A statement made available to LEADERSHIP by Dr Biodun Ogungbo of the Spine Fixed in Abuja (SFIA) clinic, said a retrospective review of consecutive cases of patients who underwent spine operations at the clinic in Abuja, recorded zero case of deep seated wound infection in 110 cases. According to him, the study looked at cases from September 2014 to December 2016 to evaluate the rate of wound infection in their spine patients.
Wound infection is defined as the presence of or drainage of pus from the operative site and a positive bacteriological culture within 30 days of the operation.

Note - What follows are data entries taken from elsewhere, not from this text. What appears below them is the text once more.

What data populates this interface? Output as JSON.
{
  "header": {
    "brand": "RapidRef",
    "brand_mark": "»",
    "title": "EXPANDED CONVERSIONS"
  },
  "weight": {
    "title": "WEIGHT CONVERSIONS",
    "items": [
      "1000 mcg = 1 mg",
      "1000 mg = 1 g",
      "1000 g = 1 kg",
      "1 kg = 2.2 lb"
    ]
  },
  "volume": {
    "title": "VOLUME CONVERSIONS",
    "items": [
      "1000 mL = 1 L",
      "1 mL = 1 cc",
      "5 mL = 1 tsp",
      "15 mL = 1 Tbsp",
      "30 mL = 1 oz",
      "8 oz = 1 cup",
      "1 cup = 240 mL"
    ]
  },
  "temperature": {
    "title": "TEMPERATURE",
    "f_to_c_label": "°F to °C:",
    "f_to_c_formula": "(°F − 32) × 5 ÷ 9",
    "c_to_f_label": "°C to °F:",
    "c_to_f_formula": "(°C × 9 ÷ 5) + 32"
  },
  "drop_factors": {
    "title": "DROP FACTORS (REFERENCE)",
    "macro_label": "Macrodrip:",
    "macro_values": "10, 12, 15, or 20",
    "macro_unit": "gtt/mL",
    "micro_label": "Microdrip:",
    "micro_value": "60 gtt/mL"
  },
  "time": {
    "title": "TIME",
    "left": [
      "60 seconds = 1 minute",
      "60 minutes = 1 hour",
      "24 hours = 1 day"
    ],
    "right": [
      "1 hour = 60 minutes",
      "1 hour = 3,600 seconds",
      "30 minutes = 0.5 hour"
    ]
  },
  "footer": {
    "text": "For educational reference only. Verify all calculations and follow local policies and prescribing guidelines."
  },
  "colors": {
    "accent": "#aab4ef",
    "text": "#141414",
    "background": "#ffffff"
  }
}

Ogungbo revealed that many aspects of their practice ensured this remarkable result. Part of their practice was that wound drains and urinary catheters are removed routinely on day two after operations except in patients with spinal injuries who require urine catheterization for patient management.
“One other important aspect of our nursing care is that the wounds are not opened and cleaned daily as done in some centres. Wounds are only opened if the dressing was dirty. Even then, there is usually no specific cleaning of the suture site itself unless clearly indicated. More often than not, the dressing is simply changed and the wound left undisturbed.”
Ogungbo, who is a neuro surgeon explained, “There were cases with wound dehiscence and delayed wound healing especially in obese patients and Diabetics but these did not add to morbidity or lead to mortality in our patients.”
He said such wound problems were managed adequately by re-suturing or a pedicle flap by the plastic surgeon without any involvement of the deeper tissues in patients with surgical implants, which, however, led to delay in hospital discharge and added to overall cost of care.
“Morbidity in our series related to redo operations for misplaced screws (three patients), recurrent disc prolapse (1 patient) and second look surgeries for continuing leg pains (two patients). The repeat operations did not lead to infections.
“Two patients died in this case series: one, two days after simple lumbar decompression following failure of his pacemaker and the other from respiratory failure following instrumented lumbar fusion. Both were elderly patients with significant co-morbidities. “
He added that because of the deaths recorded, elderly patients and those with significant morbidity are now closely monitored in a high dependency unit for as long as required to prevent further deaths in their patient population.
Ogungbo said, “This should be of comfort to patients requiring surgical intervention for spine diseases in Nigeria. The operations are being performed successfully in Abuja, Lagos and other places with good postoperative care and recovery. This achievement will help to reinforce confidence in the local practice and hopefully will help in reducing medical tourism for spine cases.”